To me, what matters is what I will gain from the group. Through training and sharing experiences, I have learnt to save and invest my money,” he says. Ssentongo, a father of 10 owns four cows, five goats and over 150 chicken. He has worked with Kabonesa for over 15 years. He describes her as a high spirited fighter with an urge to succeed.
“She sometimes uses her own resources to help women in this village, especially the widows,” he said. One woman who owes her success to Kabonesa is Rebecca Kalebu, 38, a widow who lost her husband in August last year.

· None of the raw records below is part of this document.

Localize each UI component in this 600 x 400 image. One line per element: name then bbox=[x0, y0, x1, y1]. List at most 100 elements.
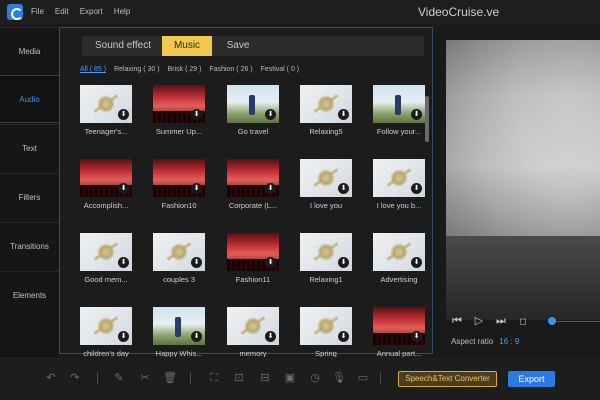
stop-icon[interactable]: ◻ bbox=[517, 315, 529, 327]
cut-icon[interactable]: ✂ bbox=[136, 369, 154, 387]
undo-icon[interactable]: ↶ bbox=[42, 369, 60, 387]
music-tile[interactable]: ⬇ Advertising bbox=[373, 233, 425, 284]
tab-music[interactable]: Music bbox=[162, 36, 212, 56]
sidebar-item-media[interactable]: Media bbox=[0, 27, 59, 75]
edit-pen-icon[interactable]: ✎ bbox=[110, 369, 128, 387]
music-tile[interactable]: ⬇ Relaxing1 bbox=[300, 233, 352, 284]
menu-export[interactable]: Export bbox=[80, 7, 103, 16]
download-icon[interactable]: ⬇ bbox=[338, 183, 349, 194]
screen-record-icon[interactable]: ▭ bbox=[354, 369, 372, 387]
music-thumbnail[interactable]: ⬇ bbox=[227, 307, 279, 345]
music-thumbnail[interactable]: ⬇ bbox=[227, 233, 279, 271]
download-icon[interactable]: ⬇ bbox=[118, 331, 129, 342]
music-tile[interactable]: ⬇ memory bbox=[227, 307, 279, 358]
music-thumbnail[interactable]: ⬇ bbox=[373, 233, 425, 271]
download-icon[interactable]: ⬇ bbox=[411, 183, 422, 194]
aspect-ratio-value[interactable]: 16 : 9 bbox=[499, 337, 519, 346]
sidebar-item-text[interactable]: Text bbox=[0, 124, 59, 172]
music-tile[interactable]: ⬇ Fashion10 bbox=[153, 159, 205, 210]
download-icon[interactable]: ⬇ bbox=[191, 183, 202, 194]
download-icon[interactable]: ⬇ bbox=[191, 109, 202, 120]
sidebar-item-filters[interactable]: Filters bbox=[0, 173, 59, 221]
step-forward-icon[interactable]: ⏭ bbox=[495, 315, 507, 327]
duration-icon[interactable]: ◷ bbox=[306, 369, 324, 387]
crop-icon[interactable]: ⛶ bbox=[205, 369, 223, 387]
mosaic-icon[interactable]: ⊡ bbox=[230, 369, 248, 387]
download-icon[interactable]: ⬇ bbox=[118, 109, 129, 120]
voiceover-mic-icon[interactable]: 🎙 bbox=[330, 369, 348, 387]
download-icon[interactable]: ⬇ bbox=[338, 109, 349, 120]
music-thumbnail[interactable]: ⬇ bbox=[300, 85, 352, 123]
delete-icon[interactable]: 🗑 bbox=[161, 369, 179, 387]
music-tile[interactable]: ⬇ Go travel bbox=[227, 85, 279, 136]
music-tile[interactable]: ⬇ Relaxing5 bbox=[300, 85, 352, 136]
step-back-icon[interactable]: ⏮ bbox=[451, 315, 463, 327]
music-thumbnail[interactable]: ⬇ bbox=[373, 159, 425, 197]
music-thumbnail[interactable]: ⬇ bbox=[373, 307, 425, 345]
music-thumbnail[interactable]: ⬇ bbox=[300, 159, 352, 197]
filter-relaxing[interactable]: Relaxing ( 30 ) bbox=[114, 66, 160, 73]
download-icon[interactable]: ⬇ bbox=[265, 331, 276, 342]
music-tile[interactable]: ⬇ Accomplish... bbox=[80, 159, 132, 210]
library-scrollbar[interactable] bbox=[425, 88, 429, 348]
filter-festival[interactable]: Festival ( 0 ) bbox=[261, 66, 300, 73]
menu-edit[interactable]: Edit bbox=[55, 7, 69, 16]
music-thumbnail[interactable]: ⬇ bbox=[300, 233, 352, 271]
filter-brisk[interactable]: Brisk ( 29 ) bbox=[168, 66, 202, 73]
sidebar-item-transitions[interactable]: Transitions bbox=[0, 222, 59, 270]
download-icon[interactable]: ⬇ bbox=[411, 257, 422, 268]
scrollbar-thumb[interactable] bbox=[425, 96, 429, 142]
download-icon[interactable]: ⬇ bbox=[411, 109, 422, 120]
sidebar-item-audio[interactable]: Audio bbox=[0, 75, 59, 123]
music-thumbnail[interactable]: ⬇ bbox=[373, 85, 425, 123]
export-button[interactable]: Export bbox=[508, 371, 555, 387]
download-icon[interactable]: ⬇ bbox=[118, 257, 129, 268]
filter-fashion[interactable]: Fashion ( 26 ) bbox=[209, 66, 252, 73]
download-icon[interactable]: ⬇ bbox=[191, 331, 202, 342]
music-tile[interactable]: ⬇ Corporate (L... bbox=[227, 159, 279, 210]
menu-help[interactable]: Help bbox=[114, 7, 130, 16]
music-tile[interactable]: ⬇ Teenager's... bbox=[80, 85, 132, 136]
music-thumbnail[interactable]: ⬇ bbox=[153, 159, 205, 197]
tab-sound-effect[interactable]: Sound effect bbox=[88, 36, 158, 56]
music-thumbnail[interactable]: ⬇ bbox=[227, 159, 279, 197]
music-thumbnail[interactable]: ⬇ bbox=[80, 85, 132, 123]
music-thumbnail[interactable]: ⬇ bbox=[153, 85, 205, 123]
music-tile[interactable]: ⬇ Fashion11 bbox=[227, 233, 279, 284]
music-tile[interactable]: ⬇ children's day bbox=[80, 307, 132, 358]
music-tile[interactable]: ⬇ Spring bbox=[300, 307, 352, 358]
music-tile[interactable]: ⬇ Good mem... bbox=[80, 233, 132, 284]
music-thumbnail[interactable]: ⬇ bbox=[153, 233, 205, 271]
sidebar-item-elements[interactable]: Elements bbox=[0, 271, 59, 319]
download-icon[interactable]: ⬇ bbox=[118, 183, 129, 194]
download-icon[interactable]: ⬇ bbox=[265, 109, 276, 120]
music-tile[interactable]: ⬇ Summer Up... bbox=[153, 85, 205, 136]
music-tile[interactable]: ⬇ Annual part... bbox=[373, 307, 425, 358]
redo-icon[interactable]: ↷ bbox=[66, 369, 84, 387]
music-tile[interactable]: ⬇ I love you bbox=[300, 159, 352, 210]
menu-file[interactable]: File bbox=[31, 7, 44, 16]
music-tile[interactable]: ⬇ I love you b... bbox=[373, 159, 425, 210]
music-thumbnail[interactable]: ⬇ bbox=[80, 307, 132, 345]
music-tile[interactable]: ⬇ Happy Whis... bbox=[153, 307, 205, 358]
progress-knob[interactable] bbox=[548, 317, 556, 325]
music-thumbnail[interactable]: ⬇ bbox=[300, 307, 352, 345]
filter-all[interactable]: All ( 85 ) bbox=[80, 66, 106, 73]
download-icon[interactable]: ⬇ bbox=[265, 257, 276, 268]
freeze-frame-icon[interactable]: ⊟ bbox=[256, 369, 274, 387]
download-icon[interactable]: ⬇ bbox=[191, 257, 202, 268]
download-icon[interactable]: ⬇ bbox=[338, 257, 349, 268]
music-thumbnail[interactable]: ⬇ bbox=[227, 85, 279, 123]
video-preview[interactable] bbox=[446, 40, 600, 320]
image-icon[interactable]: ▣ bbox=[281, 369, 299, 387]
download-icon[interactable]: ⬇ bbox=[265, 183, 276, 194]
speech-text-converter-button[interactable]: Speech&Text Converter bbox=[398, 371, 497, 387]
play-icon[interactable]: ▷ bbox=[473, 315, 485, 327]
download-icon[interactable]: ⬇ bbox=[338, 331, 349, 342]
music-thumbnail[interactable]: ⬇ bbox=[80, 233, 132, 271]
download-icon[interactable]: ⬇ bbox=[411, 331, 422, 342]
music-tile[interactable]: ⬇ couples 3 bbox=[153, 233, 205, 284]
music-tile[interactable]: ⬇ Follow your... bbox=[373, 85, 425, 136]
music-thumbnail[interactable]: ⬇ bbox=[153, 307, 205, 345]
tab-save[interactable]: Save bbox=[218, 36, 258, 56]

“After the death of my husband, Kabonesa encouraged me to save with the group,” Kalebu says. Currently, Kalebu takes care of her two children and pays school fees for them.
As the area leader, Ssentongo says their biggest challenge is poor funding and attitudes of the men. “If we could get more funding from the Government, we would ably cross the barriers,” he says.
Kabonesa plans to develop her group into a full scale organization that looks after widows, offers financial and psychological assistance to those people living with HIV/AIDS and teach the youth the dangers of early and irresponsible sexual behaviour.
Currently she spends her free time taking care of her husband.